Wonder Tools – Jeremy Caplan – “Perplexity is this year’s best new search tool. It uses AI to answer your questions based on online sources. You get concise, relevant summaries with specific citations. These source links allow you to verify information and dig deeper. Read on for examples, limitations, and alternatives.
What’s most useful about Perplexity
- Citations Perplexity provides links to its sources, so you can follow-up on anything you want to learn more about.
- Brevity Instead of long articles or lists of links, get straight-to-the-point answers that save time.
- Tip: quick searches are fine when you’re just looking for a simple fact (e.g. when did Jordan retire). Pro searches are best for more intricate queries like the ones below. Toggle Pro search on or off in the search box.

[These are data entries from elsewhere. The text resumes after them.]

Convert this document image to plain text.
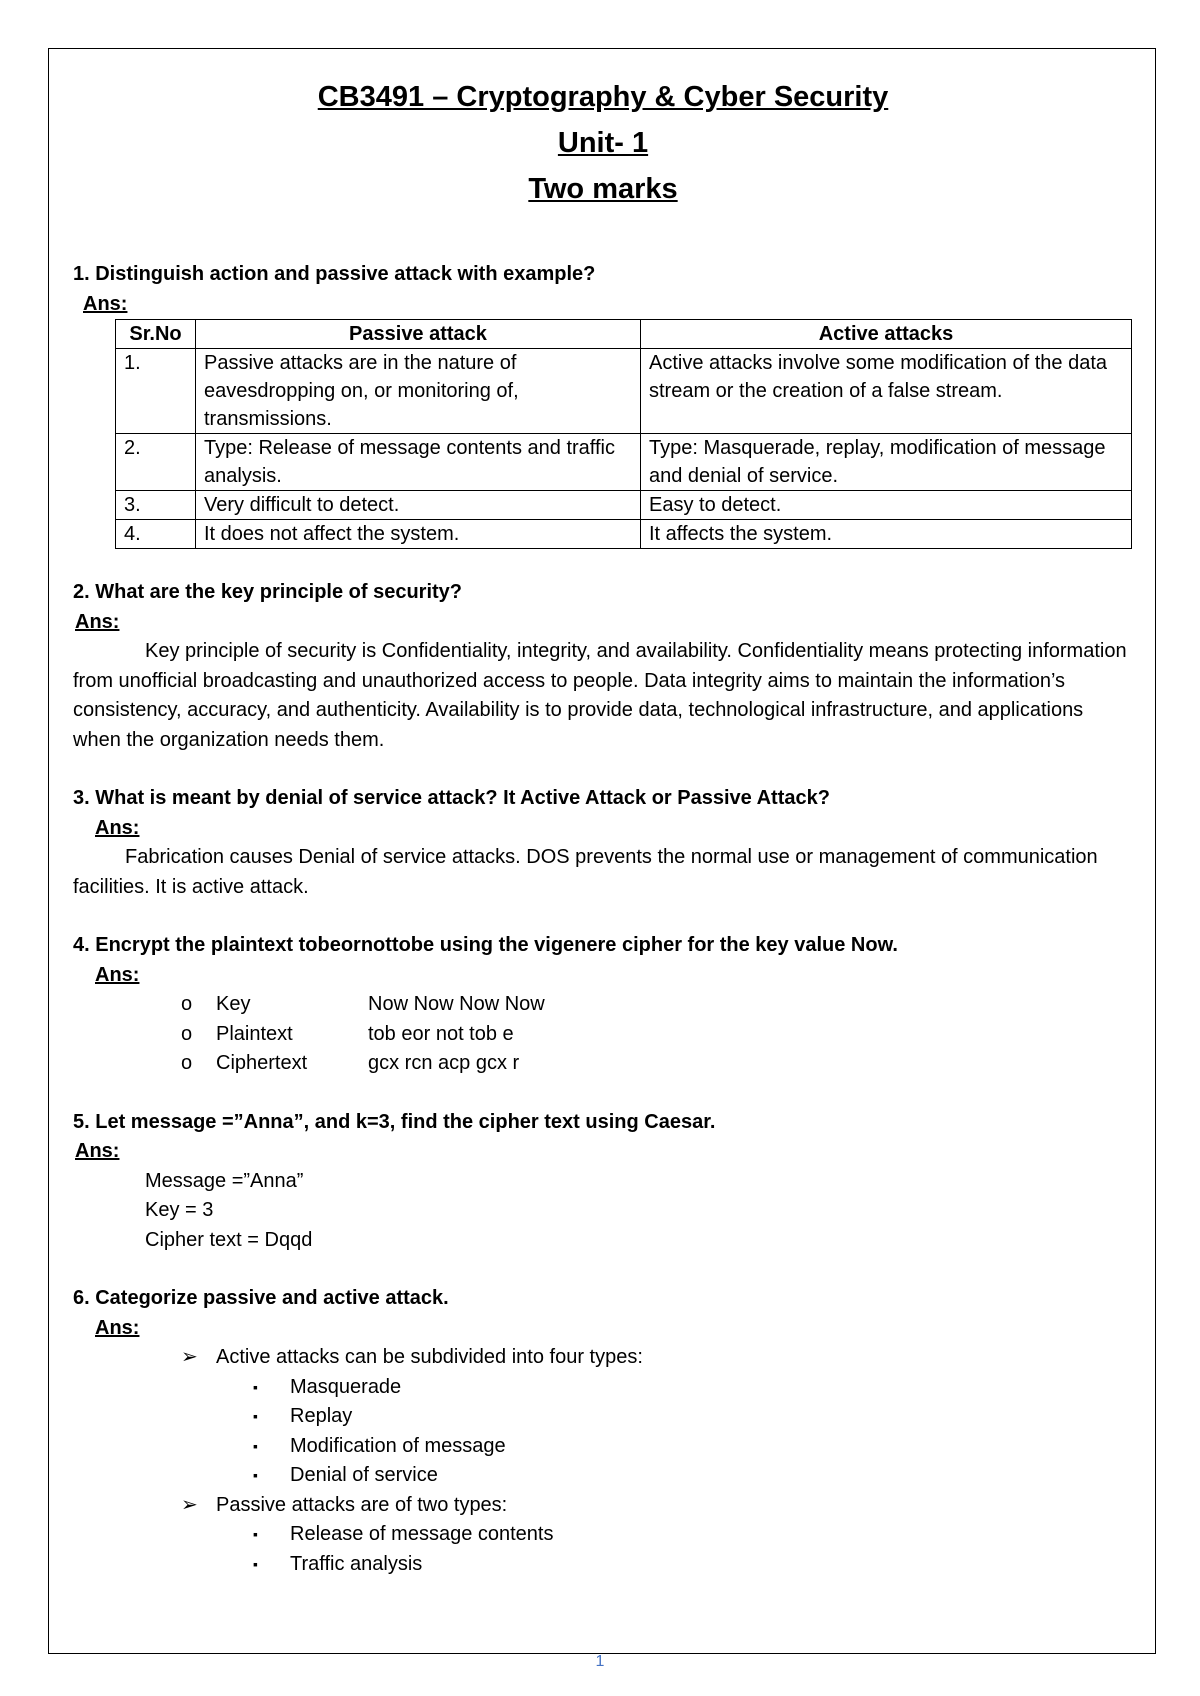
CB3491 – Cryptography & Cyber Security
Unit- 1
Two marks

1. Distinguish action and passive attack with example?

Ans:

Sr.No	Passive attack	Active attacks
1.	Passive attacks are in the nature of eavesdropping on, or monitoring of, transmissions.	Active attacks involve some modification of the data stream or the creation of a false stream.
2.	Type: Release of message contents and traffic analysis.	Type: Masquerade, replay, modification of message and denial of service.
3.	Very difficult to detect.	Easy to detect.
4.	It does not affect the system.	It affects the system.

2. What are the key principle of security?

Ans:

Key principle of security is Confidentiality, integrity, and availability. Confidentiality means protecting information from unofficial broadcasting and unauthorized access to people. Data integrity aims to maintain the information’s consistency, accuracy, and authenticity. Availability is to provide data, technological infrastructure, and applications when the organization needs them.

3. What is meant by denial of service attack? It Active Attack or Passive Attack?

Ans:

Fabrication causes Denial of service attacks. DOS prevents the normal use or management of communication facilities. It is active attack.

4. Encrypt the plaintext tobeornottobe using the vigenere cipher for the key value Now.

Ans:

o	Key	Now Now Now Now
o	Plaintext	tob eor not tob e
o	Ciphertext	gcx rcn acp gcx r

5. Let message =”Anna”, and k=3, find the cipher text using Caesar.

Ans:

Message =”Anna”

Key = 3

Cipher text = Dqqd

6. Categorize passive and active attack.

Ans:

➢ Active attacks can be subdivided into four types:
▪	Masquerade
▪	Replay
▪	Modification of message
▪	Denial of service
➢ Passive attacks are of two types:
▪	Release of message contents
▪	Traffic analysis
1
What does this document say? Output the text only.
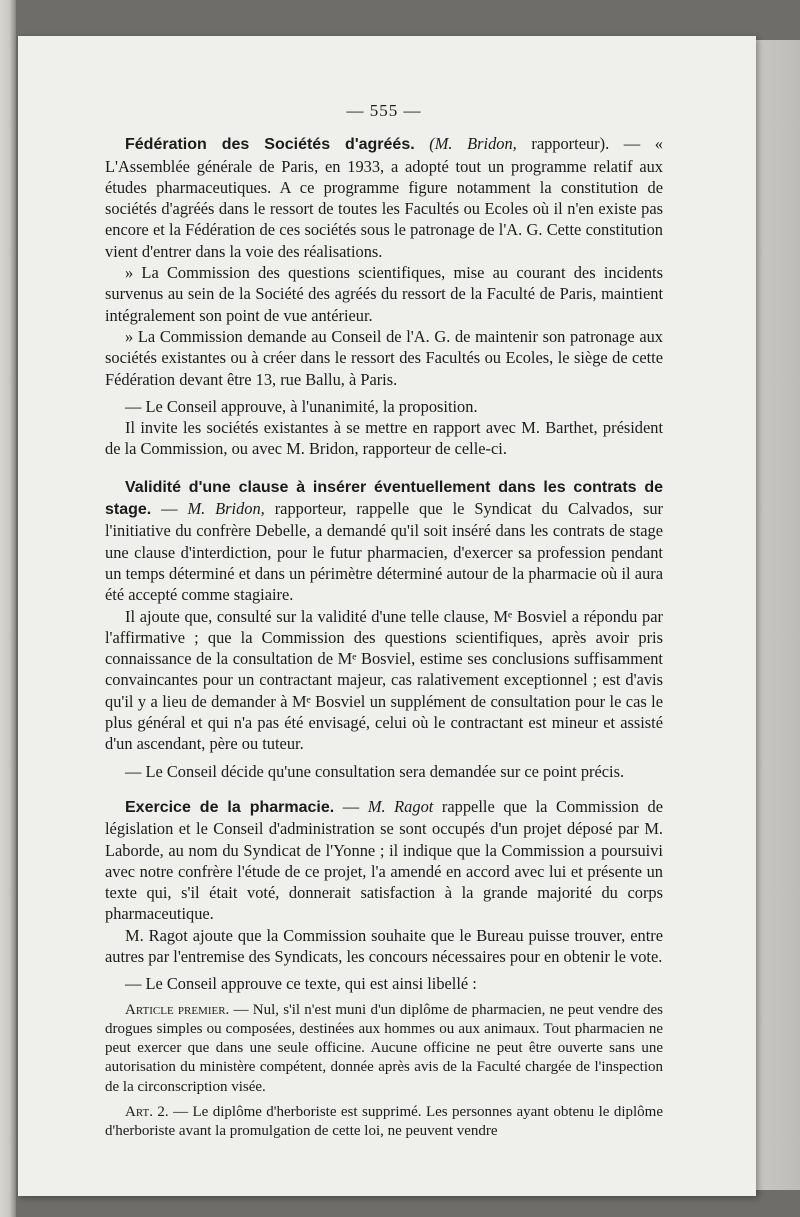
— 555 —

Fédération des Sociétés d'agréés. (M. Bridon, rapporteur). — « L'Assemblée générale de Paris, en 1933, a adopté tout un programme relatif aux études pharmaceutiques. A ce programme figure notamment la constitution de sociétés d'agréés dans le ressort de toutes les Facultés ou Ecoles où il n'en existe pas encore et la Fédération de ces sociétés sous le patronage de l'A. G. Cette constitution vient d'entrer dans la voie des réalisations.

» La Commission des questions scientifiques, mise au courant des incidents survenus au sein de la Société des agréés du ressort de la Faculté de Paris, maintient intégralement son point de vue antérieur.

» La Commission demande au Conseil de l'A. G. de maintenir son patronage aux sociétés existantes ou à créer dans le ressort des Facultés ou Ecoles, le siège de cette Fédération devant être 13, rue Ballu, à Paris.

— Le Conseil approuve, à l'unanimité, la proposition.

Il invite les sociétés existantes à se mettre en rapport avec M. Barthet, président de la Commission, ou avec M. Bridon, rapporteur de celle-ci.

Validité d'une clause à insérer éventuellement dans les contrats de stage. — M. Bridon, rapporteur, rappelle que le Syndicat du Calvados, sur l'initiative du confrère Debelle, a demandé qu'il soit inséré dans les contrats de stage une clause d'interdiction, pour le futur pharmacien, d'exercer sa profession pendant un temps déterminé et dans un périmètre déterminé autour de la pharmacie où il aura été accepté comme stagiaire.

Il ajoute que, consulté sur la validité d'une telle clause, Mᵉ Bosviel a répondu par l'affirmative ; que la Commission des questions scientifiques, après avoir pris connaissance de la consultation de Mᵉ Bosviel, estime ses conclusions suffisamment convaincantes pour un contractant majeur, cas ralativement exceptionnel ; est d'avis qu'il y a lieu de demander à Mᵉ Bosviel un supplément de consultation pour le cas le plus général et qui n'a pas été envisagé, celui où le contractant est mineur et assisté d'un ascendant, père ou tuteur.

— Le Conseil décide qu'une consultation sera demandée sur ce point précis.

Exercice de la pharmacie. — M. Ragot rappelle que la Commission de législation et le Conseil d'administration se sont occupés d'un projet déposé par M. Laborde, au nom du Syndicat de l'Yonne ; il indique que la Commission a poursuivi avec notre confrère l'étude de ce projet, l'a amendé en accord avec lui et présente un texte qui, s'il était voté, donnerait satisfaction à la grande majorité du corps pharmaceutique.

M. Ragot ajoute que la Commission souhaite que le Bureau puisse trouver, entre autres par l'entremise des Syndicats, les concours nécessaires pour en obtenir le vote.

— Le Conseil approuve ce texte, qui est ainsi libellé :

Article premier. — Nul, s'il n'est muni d'un diplôme de pharmacien, ne peut vendre des drogues simples ou composées, destinées aux hommes ou aux animaux. Tout pharmacien ne peut exercer que dans une seule officine. Aucune officine ne peut être ouverte sans une autorisation du ministère compétent, donnée après avis de la Faculté chargée de l'inspection de la circonscription visée.

Art. 2. — Le diplôme d'herboriste est supprimé. Les personnes ayant obtenu le diplôme d'herboriste avant la promulgation de cette loi, ne peuvent vendre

- Multi-Step Reasoning Perplexity breaks down complex queries into steps. It shows you the phrases it uses to conduct your search.
- Tip: write detailed queries with specifics about what you’re looking for. You’ll get a better result than if you just use keywords.
- Focusing Refine your search by specifying preferred sources or domains for more targeted results. You can narrow your search to focus just on videos, academic publications, or social sources like Reddit.
- Tip: Use a domain limiter to narrow your search to a particular site. Type domain:.gov to focus only on government sites. Or just use natural language to limit Perplexity to certain kinds of sites.
- Follow-ups Ask follow-up questions to dive deeper into a topic, just like a conversation. For visual topics, Perplexity can surface relevant images and videos.
- Collections Group related searches into collections for easy reference and organization. I created one for Atlanta before a recent trip. You can keep a collection private, invite others to edit it, or share a public link.
- Pages Share search results by creating public pages you can customize. Watch a 1-minute video demo. Example: Beginners Guide to Drumming.